Using this approach has the advantage that we're using Oracle SQL to process the data - which is almost always faster than doing it procedurally. To actually produce alerts and then trigger reactions, zztat also loops over the records, but this only happens after everything has already been filtered out and is a very small row count.

Columns and Informational Columns

A gauge column definition consists of a set of two columns, both of which must be valid columns in the gauge base query. The gauge column name itself defines the value we evaluate our thresholds against.

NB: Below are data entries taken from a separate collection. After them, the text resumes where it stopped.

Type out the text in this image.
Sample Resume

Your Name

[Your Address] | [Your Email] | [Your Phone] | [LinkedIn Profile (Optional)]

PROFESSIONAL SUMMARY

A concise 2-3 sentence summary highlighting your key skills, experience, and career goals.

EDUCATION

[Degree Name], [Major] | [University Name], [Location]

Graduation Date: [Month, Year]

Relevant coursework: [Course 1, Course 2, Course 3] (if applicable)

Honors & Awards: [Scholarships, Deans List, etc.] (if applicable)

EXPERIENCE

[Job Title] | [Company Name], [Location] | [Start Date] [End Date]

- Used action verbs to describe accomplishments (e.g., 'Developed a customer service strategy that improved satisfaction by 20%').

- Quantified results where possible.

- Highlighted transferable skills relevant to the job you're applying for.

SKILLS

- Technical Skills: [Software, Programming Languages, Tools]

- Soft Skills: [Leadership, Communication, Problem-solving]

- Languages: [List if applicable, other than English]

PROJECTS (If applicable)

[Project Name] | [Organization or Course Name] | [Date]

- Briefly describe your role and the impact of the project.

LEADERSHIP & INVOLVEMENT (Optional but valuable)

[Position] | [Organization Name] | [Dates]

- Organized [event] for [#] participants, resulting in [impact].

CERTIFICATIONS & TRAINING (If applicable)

The informational column is a helper column used when alerting or processing reactions.

Let's take a simple example:

begin
zz$manage.gauge_col_add
(
  gauge                 => 'TS_SPACE',
  column_name           => 'PCT_FREE',
  informational_column  => 'TS_NAME',
  column_operator       => zz$manage.OPER_LT,
  warn_limit_numeric    => 25,
  warn_message          => 'Tablespace ##INFO## has less than 25% space available',
  crit_limit_numeric    => 10,
  crit_message          => 'Tablespace ##INFO## has less than 10% space available'
);
end;
/

In the above gauge column definition, the gauge column is the PCT_FREE column, which returns the available space in the tablespace as a percentage. This is what we want to measure in this particular gauge. The informational column is then set to the TS_NAME, allowing us to produce meaningful messages by using the tablespace name.

We can further see the aforementioned data types in action - this gauge query selects the PCT_FREE value, which is a number. We therefore use the warn_limit_numeric and crit_limit_numeric parameters.

Message substitutions

The gauge column definition must always include a message that corresponds to the severity of the threshold - either warning or critical. These messages accept several substitution strings which can be embedded in the message text, and will be replaced by zztat automatically whenever the message is used:

Substitution Text Will be replaced with ...
##INFO## The value of the informational column as returned by the gauge query
##ROW## The value of the gauge column as returned by the gauge query (the actual row value we evaluated against the threshold)
##WARN_LIMIT## The warning threshold limit that was violated
##CRIT_LIMIT## The critical threshold limit that was violated
##DB_NAME## The name of the database the gauge ran on (refers to v$database.name)
##DB_UNIQUE_NAME## The unique name of the database the gauge ran on (refers to v$database.db_unique_name)
##HOST_NAME## The host name of the database where the gauge ran on (refers to v$instance.host_name)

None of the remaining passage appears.